Stewart shot to second place in the points standings and is a measly seven points behind leader Kevin Harvick. Newman was eighth last week and his seventh-place spot in the standings sees him only 14 points out of first.
“It was a great feeling knowing that we had two cars that were capable of winning,” Newman said.
Sounds like the July race at New Hampshire.
Stewart called the dominant trip a “dream weekend” and not even the usually gruff driver had any reason to complain. Stewart-Haas Racing pulled off its first career 1-2 start and finish. Newman won from the pole and Stewart qualified second and finished second.
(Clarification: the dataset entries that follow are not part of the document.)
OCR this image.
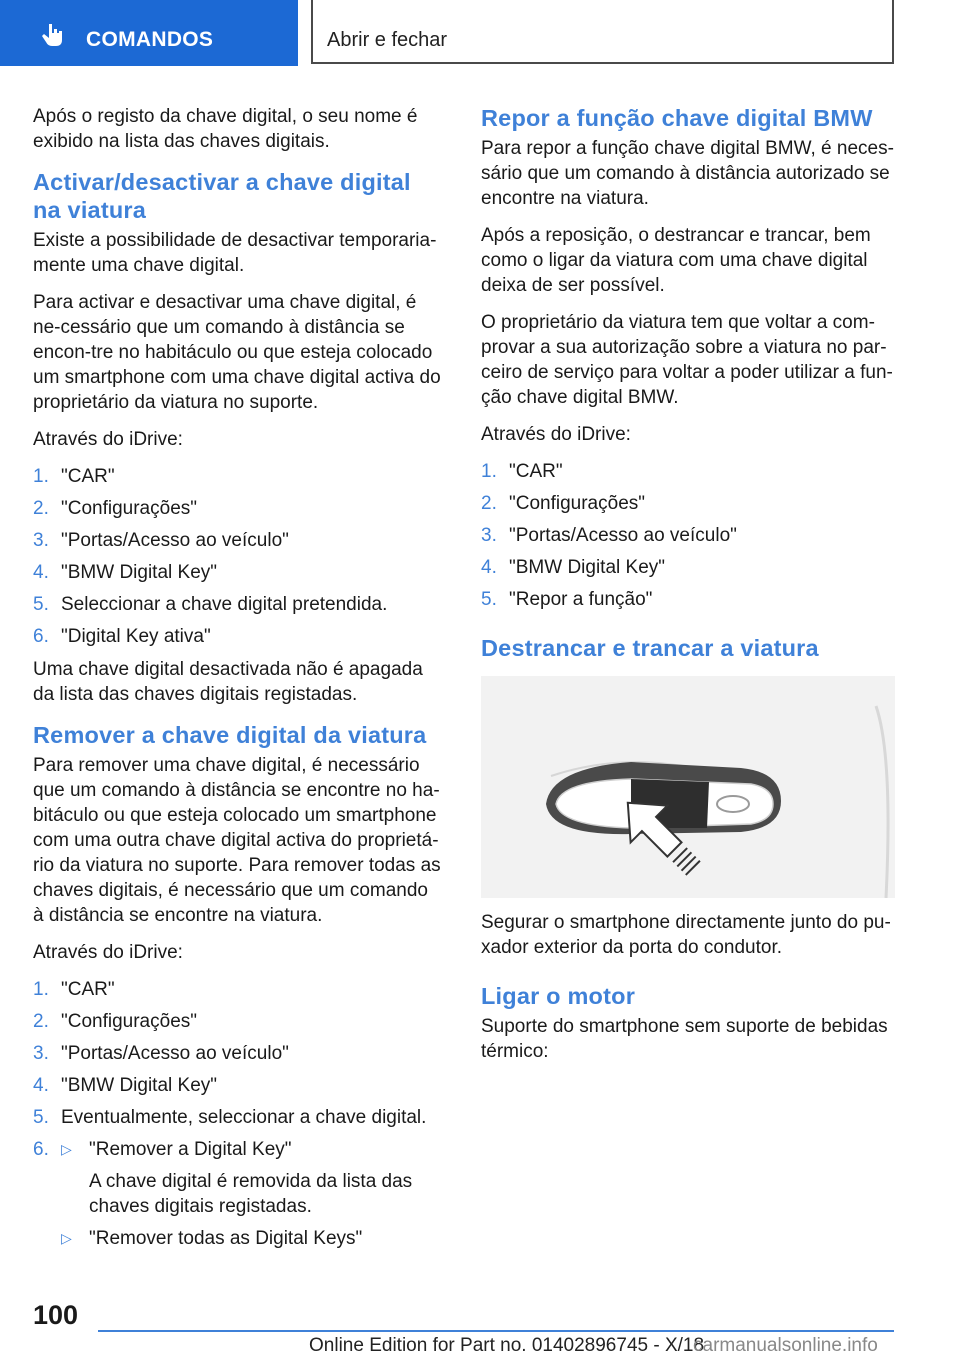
COMANDOS	Abrir e fechar

Após o registo da chave digital, o seu nome é exibido na lista das chaves digitais.

Activar/desactivar a chave digital na viatura

Existe a possibilidade de desactivar temporaria-mente uma chave digital.

Para activar e desactivar uma chave digital, é ne-cessário que um comando à distância se encon-tre no habitáculo ou que esteja colocado um smartphone com uma chave digital activa do proprietário da viatura no suporte.

Através do iDrive:

1. "CAR"
2. "Configurações"
3. "Portas/Acesso ao veículo"
4. "BMW Digital Key"
5. Seleccionar a chave digital pretendida.
6. "Digital Key ativa"

Uma chave digital desactivada não é apagada da lista das chaves digitais registadas.

Remover a chave digital da viatura

Para remover uma chave digital, é necessário que um comando à distância se encontre no ha-bitáculo ou que esteja colocado um smartphone com uma outra chave digital activa do proprietá-rio da viatura no suporte. Para remover todas as chaves digitais, é necessário que um comando à distância se encontre na viatura.

Através do iDrive:

1. "CAR"
2. "Configurações"
3. "Portas/Acesso ao veículo"
4. "BMW Digital Key"
5. Eventualmente, seleccionar a chave digital.
6. ▷ "Remover a Digital Key"
A chave digital é removida da lista das chaves digitais registadas.
▷ "Remover todas as Digital Keys"
Repor a função chave digital BMW

Para repor a função chave digital BMW, é neces-sário que um comando à distância autorizado se encontre na viatura.

Após a reposição, o destrancar e trancar, bem como o ligar da viatura com uma chave digital deixa de ser possível.

O proprietário da viatura tem que voltar a com-provar a sua autorização sobre a viatura no par-ceiro de serviço para voltar a poder utilizar a fun-ção chave digital BMW.

Através do iDrive:

1. "CAR"
2. "Configurações"
3. "Portas/Acesso ao veículo"
4. "BMW Digital Key"
5. "Repor a função"
Destrancar e trancar a viatura

Segurar o smartphone directamente junto do pu-xador exterior da porta do condutor.

Ligar o motor

Suporte do smartphone sem suporte de bebidas térmico:

100
Online Edition for Part no. 01402896745 - X/18
carmanualsonline.info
No set of teammates had started 1-2 and finished 1-2 since the 1989 Daytona 500. The last time teammates qualified 1-2 and finished in the same order was in 1957 at North Wilkesboro Speedway.
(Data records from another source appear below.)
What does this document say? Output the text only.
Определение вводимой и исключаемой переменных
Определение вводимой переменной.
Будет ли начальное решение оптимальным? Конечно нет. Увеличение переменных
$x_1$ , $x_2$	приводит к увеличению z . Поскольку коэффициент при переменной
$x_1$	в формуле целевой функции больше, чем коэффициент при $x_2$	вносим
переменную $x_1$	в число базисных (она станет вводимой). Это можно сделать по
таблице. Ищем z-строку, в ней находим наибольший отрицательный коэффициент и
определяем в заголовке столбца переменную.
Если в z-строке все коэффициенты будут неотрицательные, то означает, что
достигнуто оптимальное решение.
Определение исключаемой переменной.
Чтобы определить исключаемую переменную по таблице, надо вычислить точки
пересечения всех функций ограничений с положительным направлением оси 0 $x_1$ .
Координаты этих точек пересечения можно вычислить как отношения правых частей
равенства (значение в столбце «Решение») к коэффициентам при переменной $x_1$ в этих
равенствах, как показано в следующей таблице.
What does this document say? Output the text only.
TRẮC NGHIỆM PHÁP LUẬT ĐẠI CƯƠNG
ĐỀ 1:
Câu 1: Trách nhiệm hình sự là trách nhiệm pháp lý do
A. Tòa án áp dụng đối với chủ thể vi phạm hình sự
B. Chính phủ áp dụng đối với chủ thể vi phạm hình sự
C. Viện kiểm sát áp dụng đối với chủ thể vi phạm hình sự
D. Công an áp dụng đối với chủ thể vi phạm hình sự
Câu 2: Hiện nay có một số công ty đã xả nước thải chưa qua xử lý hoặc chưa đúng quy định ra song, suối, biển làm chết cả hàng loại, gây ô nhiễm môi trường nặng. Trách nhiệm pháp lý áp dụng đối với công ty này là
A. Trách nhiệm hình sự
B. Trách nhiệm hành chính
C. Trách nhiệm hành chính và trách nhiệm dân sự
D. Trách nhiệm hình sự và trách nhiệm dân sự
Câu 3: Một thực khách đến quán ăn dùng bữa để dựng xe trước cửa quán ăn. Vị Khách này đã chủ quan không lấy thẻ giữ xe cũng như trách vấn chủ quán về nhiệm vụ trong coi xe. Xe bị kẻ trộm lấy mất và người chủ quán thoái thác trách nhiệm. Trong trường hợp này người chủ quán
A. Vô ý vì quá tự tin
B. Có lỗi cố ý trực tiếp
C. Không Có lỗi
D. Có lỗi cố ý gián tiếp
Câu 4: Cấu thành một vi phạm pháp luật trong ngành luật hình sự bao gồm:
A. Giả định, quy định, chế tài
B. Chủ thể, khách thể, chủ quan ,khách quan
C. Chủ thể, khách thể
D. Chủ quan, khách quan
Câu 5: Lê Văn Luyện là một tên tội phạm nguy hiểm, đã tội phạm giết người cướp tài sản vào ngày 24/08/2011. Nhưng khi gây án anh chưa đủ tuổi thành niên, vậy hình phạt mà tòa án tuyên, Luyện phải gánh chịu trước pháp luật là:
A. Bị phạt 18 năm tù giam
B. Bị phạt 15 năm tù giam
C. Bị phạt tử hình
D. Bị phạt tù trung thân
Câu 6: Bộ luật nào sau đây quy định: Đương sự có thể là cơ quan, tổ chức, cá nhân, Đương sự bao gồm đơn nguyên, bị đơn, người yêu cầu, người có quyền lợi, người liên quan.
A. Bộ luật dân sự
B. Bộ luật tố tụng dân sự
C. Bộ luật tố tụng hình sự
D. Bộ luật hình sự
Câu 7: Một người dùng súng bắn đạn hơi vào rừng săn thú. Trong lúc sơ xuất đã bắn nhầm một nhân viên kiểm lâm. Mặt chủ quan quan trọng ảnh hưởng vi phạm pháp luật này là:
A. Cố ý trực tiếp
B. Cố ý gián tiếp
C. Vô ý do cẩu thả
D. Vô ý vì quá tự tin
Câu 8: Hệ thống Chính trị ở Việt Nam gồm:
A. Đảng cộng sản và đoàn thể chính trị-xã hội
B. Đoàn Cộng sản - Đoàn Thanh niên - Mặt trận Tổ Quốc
“You love coming back here after that,” Stewart said.
Both drivers love coming to New Hampshire — bumped this season from leadoff to second in the Chase pecking order — where they’ve enjoyed great success. Stewart has 13 top-fives at New Hampshire and two career victories. Newman has 13 career top-10 finishes and two wins at New Hampshire.
“That does not mean we are going to come back and do the same things we did at the first race, but I feel like we will have a good opportunity,” Newman said.
The key is keeping the run going — never a guarantee in the unpredictable NASCAR weekends.
“We’ve had days where we were really good and the next week totally terrible,” Stewart said. “It shows that you have to take it a week at a time. I’m not worried about how big of a threat I think I am or anybody else thinks we are.”
Oh, he’s a threat.
Even as Stewart discounted his chances, his fellow drivers always knew Smoke was in the pack somewhere lurking, ready to make his move.
For Carl Edwards, it was three races ago at Atlanta, where Stewart turned a 20th-place start into a third-place finish.
“He was just marching forward and I thought, ‘Man, they’ve got something here,”’ Edwards said. “I think Tony is obviously a great race car driver. He’s been through championship battles and won them. He’s not going to make mistakes.”
Stewart’s only miscue may have been taking himself out of the title picture. And only he knows if there was some gamesmanship involved in those public declarations. There’s no denying the very public results.
“I have felt like if the No. 14 makes the Chase he’s a threat,” five-time defending champion Jimmie Johnson said.
Even in eighth place in the points standings, Johnson is the driver Stewart, Newman and the other nine drivers in the field all have their sights on. Wresting the championship away from Johnson comes down to near-flawless racing from a driver over the final 10 races.
Stewart knows one win won’t define the 10 races.
“It just means that we are off to a good start for this year’s Chase,” he said.
In Friday’s qualifying, Newman was the last car out and the fastest on the track, turning a lap of 135.002 mph to win the pole.
Newman almost didn’t take a qualifying run Friday. Rain delayed qualifying with five cars left. Newman made it worth the wait.
Red Bull Racing drivers Kasey Kahne was second and Brian Vickers was third. Greg Biffle and Kurt Busch round out the top five.
Had rain wiped out qualifying, the field would have been set on practice times. Busch struggled early Friday and would have started in the 30s had that happened.